In summary, I'd say: pick the simplest programming model that gets you want you want; of the choices available in your scenario, they would be unlikely to make any noticeable difference to performance whichever one you go with. With the blocking model, you're "wasting" a thread that could be doing some real work, but hey... maybe you don't have any real work for it to do.

Daniel Earwicker
Thanks for your reply. You're right, I was looking at this example wrong. So I Begin and receive a callback on some threadpool thread when there's data. So I process it and can then decide that I want to continue listening for more and get another callback. But even if this is the case, I don't see how this could be faster than just having one high priority thread dedicated to doing the Receive().
Michael Covelli
First off, I'd avoid setting the priority of threads. I'm pretty sure it's generally not recommended. Better to let all threads that have work to do get equal access to the CPU. Secondly, my point is that it will *not* be faster. The value of async APIs is that they allow you to avoid tying up a thread (an expensive resource due to the size of a call stack) in pure waiting, and if you only have one connection and one thread, and nothing to do until you get the data back, then there is really no great cost in tying up one thread. The exception is if you use Silverlight, as it only has async.
Daniel Earwicker
"Faster" is almost completely moot in this scenario, because these kinds of choices will be lost in the noise compared to the cost of the network communication itself. There is literally nothing to be gained in performance by switching between these techniques.
Daniel Earwicker
I think you're right.

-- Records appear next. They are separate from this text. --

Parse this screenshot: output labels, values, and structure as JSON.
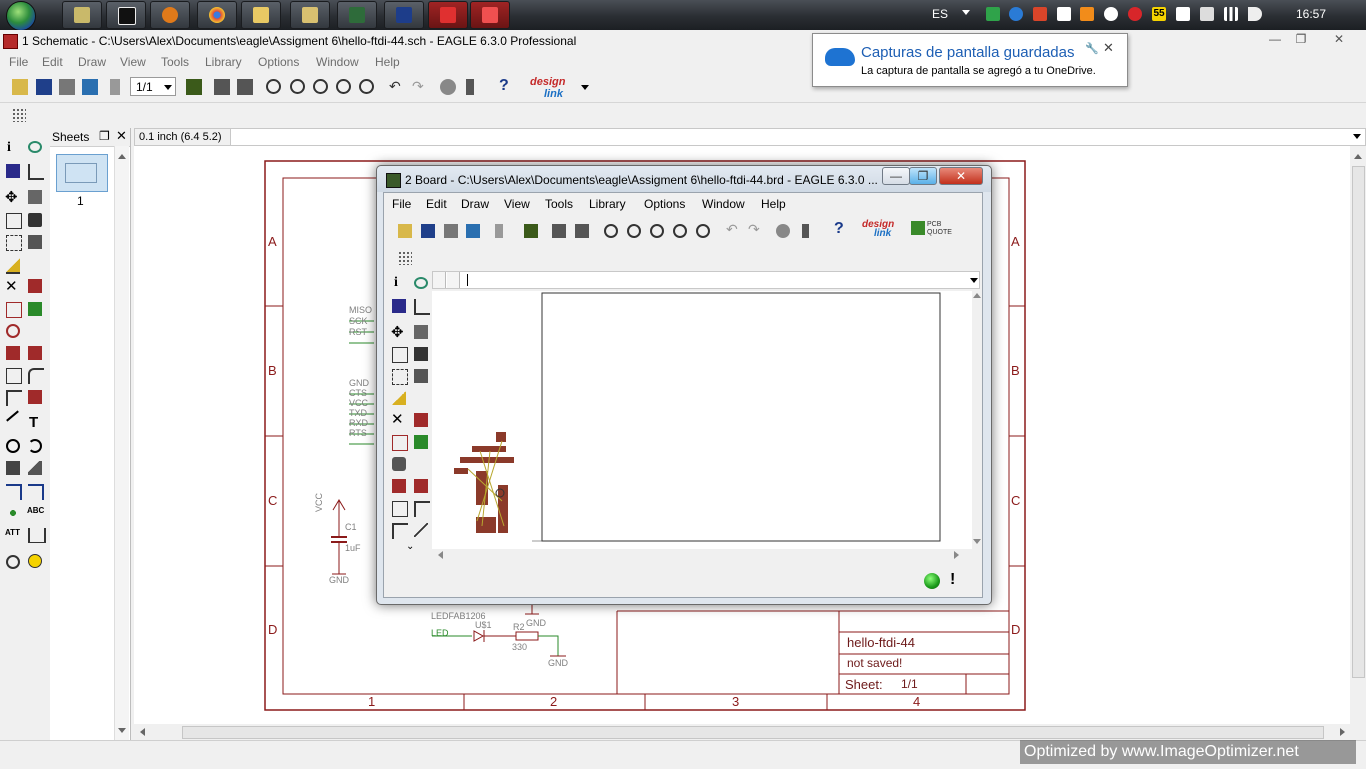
{
  "taskbar": {
    "language": "ES",
    "clock": "16:57",
    "badge_count": "55"
  },
  "main_window": {
    "title": "1 Schematic - C:\\Users\\Alex\\Documents\\eagle\\Assigment 6\\hello-ftdi-44.sch - EAGLE 6.3.0 Professional",
    "menu": [
      "File",
      "Edit",
      "Draw",
      "View",
      "Tools",
      "Library",
      "Options",
      "Window",
      "Help"
    ],
    "zoom_select": "1/1",
    "designlink_label": "design",
    "designlink_label2": "link",
    "coordinate": "0.1 inch (6.4 5.2)",
    "sheets_title": "Sheets",
    "sheet_number": "1"
  },
  "schematic": {
    "frame_rows": [
      "A",
      "B",
      "C",
      "D"
    ],
    "frame_cols": [
      "1",
      "2",
      "3",
      "4"
    ],
    "nets_top": [
      "MISO",
      "SCK",
      "RST"
    ],
    "nets_mid": [
      "GND",
      "CTS",
      "VCC",
      "TXD",
      "RXD",
      "RTS"
    ],
    "vcc": "VCC",
    "c1_name": "C1",
    "c1_value": "1uF",
    "gnd": "GND",
    "led_part": "LEDFAB1206",
    "led_net": "LED",
    "u1": "U$1",
    "r2": "R2",
    "r2_value": "330",
    "title_block": {
      "name": "hello-ftdi-44",
      "status": "not saved!",
      "sheet_label": "Sheet:",
      "sheet_value": "1/1"
    }
  },
  "board_window": {
    "title": "2 Board - C:\\Users\\Alex\\Documents\\eagle\\Assigment 6\\hello-ftdi-44.brd - EAGLE 6.3.0 ...",
    "menu": [
      "File",
      "Edit",
      "Draw",
      "View",
      "Tools",
      "Library",
      "Options",
      "Window",
      "Help"
    ],
    "pcb_quote": "PCB",
    "pcb_quote2": "QUOTE",
    "status_exclaim": "!"
  },
  "toast": {
    "title": "Capturas de pantalla guardadas",
    "body": "La captura de pantalla se agregó a tu OneDrive."
  },
  "watermark": "Optimized by www.ImageOptimizer.net"
}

I don't think switching to async will help me. It seems to me that the async pattern and the SocketAsyncEventArgs approach which avoids the IAsyncResult alloc are appropriate for a server with dozens of client connections. But I was just skeptical of my thinking because literally every site that I search talks about how great the .NET async pattern is for high performance sockets.
Michael Covelli
Why would changing the thread priority be a bad idea? Say I have one thread to check for certain compliance checks. Wouldn't it make sense to set that to a low priority while the thread consuming market data was set as high as possible. Even if the scheduler ignores this, than at least I'm telling it that if you can only run one of these two, run the high priority one first.
Michael Covelli
It *can* have benefits, but it's a form of tuning or tweaking that you'd apply to an application in special situations rather than something you'd do as a habit. For the overwhelming majority of situations, it makes no difference. There are threads ready to do work, and threads waiting for IO results. If there's work to be done in a server app, the sooner it's done, the better. So all threads ready to do work (not blocked on IO) may as well have equal priority. In a GUI, the user has priority, so Windows bumps up the priority of the foreground app.
Daniel Earwicker
+1  A: 

"This class was specifically designed for network server applications that require high performance."

As I understand, you are a client here, having only a single connection.
Data on this connection arrives in order, consumed by a single thread.

You will probably loose performance if you instead receive small amounts on separate threads, just so that you can assemble them later in a serialized - and thus like single-threaded - manner.
Much Ado about Nothing.


You do not really need to speed this up, you probably cannot.

What you can do, however is to dispatch work units to other threads after you receive them. You do not need SocketAsyncEventArgs for this. This might speed things up.

As always, measure & measure.
Also, just because you can, it does not mean you should.
If the performance is enough for the foreseeable future, why complicate matters?

andras
I agree. That was my thinking also. If I could get multiple callbacks on multiple ThreadPool threads, that seems like a bad idea. But I was skeptical because every article on socket perf that I've read for .NET sockets says how great the async sockets are (and I'm sure they are much better for many applications). I just wanted to make sure I wasn't missing something for my particular case.